Take control of your own needs and desires. The money you have been waiting for, the sex you want, the love you need. Take control of it all. Don’t wait for another person to fulfill you or to give you what you want from them. If you’re not getting what you want from someone, you are not in alignment with them at the time. Period. When you are in harmony with someone, they will naturally be drawn to you.
If you want joy and you’re not getting it, make yourself happy. If you want sex…sex yourself. If you want love….love yourself. All that you are seeking from someone else, you will find the ability to create it within. And naturally, only every time, others will be attracted to you who are ready to give you those things as well.

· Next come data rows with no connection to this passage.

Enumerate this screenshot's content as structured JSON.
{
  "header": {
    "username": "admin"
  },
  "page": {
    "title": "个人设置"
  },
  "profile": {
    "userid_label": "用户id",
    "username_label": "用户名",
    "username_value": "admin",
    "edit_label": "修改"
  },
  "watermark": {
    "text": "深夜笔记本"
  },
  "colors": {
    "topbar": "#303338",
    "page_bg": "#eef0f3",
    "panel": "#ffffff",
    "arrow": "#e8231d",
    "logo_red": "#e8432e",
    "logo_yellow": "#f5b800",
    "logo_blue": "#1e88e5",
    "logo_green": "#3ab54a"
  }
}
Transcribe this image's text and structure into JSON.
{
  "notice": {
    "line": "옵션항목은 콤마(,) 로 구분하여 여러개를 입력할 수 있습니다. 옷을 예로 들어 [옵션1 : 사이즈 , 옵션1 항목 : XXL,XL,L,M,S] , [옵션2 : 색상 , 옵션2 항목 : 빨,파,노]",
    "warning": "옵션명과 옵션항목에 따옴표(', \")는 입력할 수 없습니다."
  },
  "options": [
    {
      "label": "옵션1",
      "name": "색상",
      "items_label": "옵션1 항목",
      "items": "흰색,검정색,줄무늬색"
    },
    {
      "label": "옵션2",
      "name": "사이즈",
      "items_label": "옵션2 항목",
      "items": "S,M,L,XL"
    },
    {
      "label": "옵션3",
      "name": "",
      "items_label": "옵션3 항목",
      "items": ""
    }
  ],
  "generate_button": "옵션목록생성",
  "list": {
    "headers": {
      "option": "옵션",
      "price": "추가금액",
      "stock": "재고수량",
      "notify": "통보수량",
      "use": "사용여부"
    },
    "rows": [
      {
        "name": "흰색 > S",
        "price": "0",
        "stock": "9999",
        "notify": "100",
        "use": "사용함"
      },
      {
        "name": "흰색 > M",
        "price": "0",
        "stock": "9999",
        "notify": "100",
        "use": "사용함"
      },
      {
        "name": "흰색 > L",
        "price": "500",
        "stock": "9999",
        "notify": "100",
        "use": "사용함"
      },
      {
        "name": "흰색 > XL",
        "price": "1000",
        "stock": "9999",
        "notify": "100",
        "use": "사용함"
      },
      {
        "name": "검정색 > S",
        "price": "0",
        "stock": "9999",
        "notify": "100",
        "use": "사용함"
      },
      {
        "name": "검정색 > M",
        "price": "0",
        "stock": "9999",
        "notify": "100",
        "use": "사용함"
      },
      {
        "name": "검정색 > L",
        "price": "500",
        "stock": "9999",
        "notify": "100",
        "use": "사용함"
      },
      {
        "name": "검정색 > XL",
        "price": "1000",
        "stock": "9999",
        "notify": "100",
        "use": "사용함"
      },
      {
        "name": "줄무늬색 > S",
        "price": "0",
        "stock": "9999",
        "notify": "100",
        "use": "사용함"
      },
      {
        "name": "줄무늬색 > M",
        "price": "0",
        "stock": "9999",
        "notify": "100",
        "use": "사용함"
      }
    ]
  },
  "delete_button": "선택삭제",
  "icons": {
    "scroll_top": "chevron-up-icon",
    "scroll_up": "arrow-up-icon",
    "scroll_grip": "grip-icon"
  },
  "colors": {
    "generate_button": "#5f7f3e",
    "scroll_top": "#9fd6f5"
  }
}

Create love and joy and all else will fall into place.
Skating Love:
Skating in this prolonged performance, rarely felt like chasing a dream; recently it had become my passion…the deepest desire of my heart. A passion that awakened my heart to expand beyond the captivity I had confined it to. A true love, giving me a reason to grow…to jump higher to flow gracefully and effortlessly. I was awakened.
It wasn’t my first time on the ice but the scene was encompassed in a new glow. Filled with vitality, vigor, and a renewed strength, I skated toward my dream. Even though the ground was not solid, I had never felt so supported and confident on the ice.
During practice, I would fall down, get up and continue. I wasn’t perfect but I was becoming a master of myself and of maneuvering the ice I was skating upon.
As time went on I became more confident as my skills substantiated my progress. My performances began to provoke respect in the judge, whose opinion was the only one I cared for. I sparkled, I amazed, as he gazed at me with awe and adoration. My chest felt full of glitter and helium, the way it used to when I was little. I was well on my way to reaching my dream.
And one day, the quality of the ice’s surface was poor. It was worn and chipped and I knew it. The judge was there, and being that he rarely came around, I wanted to get his attention while I had it.
I made my way onto the ice, afraid. My legs shook as I lost sight of my purpose; I try my best because I accept no less for myself. Instead I skated for his approval…and he knew it. And with one slip, on what appeared to be a very shallow gash in the ice, I lost my composure and fell. And there I sat with that fallen heart feeling that I had rushed right through the moments I should have been paying attention. Like a mirror breaking, declaring the end of illusion, my ego and my hopes came crashing down.
I was alone.
Desperate and still attached to my dream, I asked if I could get up and begin my performance again….but there was no one there. The judge was gone. And I was left with my broken heart, my broken dream and this darkness that only my own inner light could illuminate.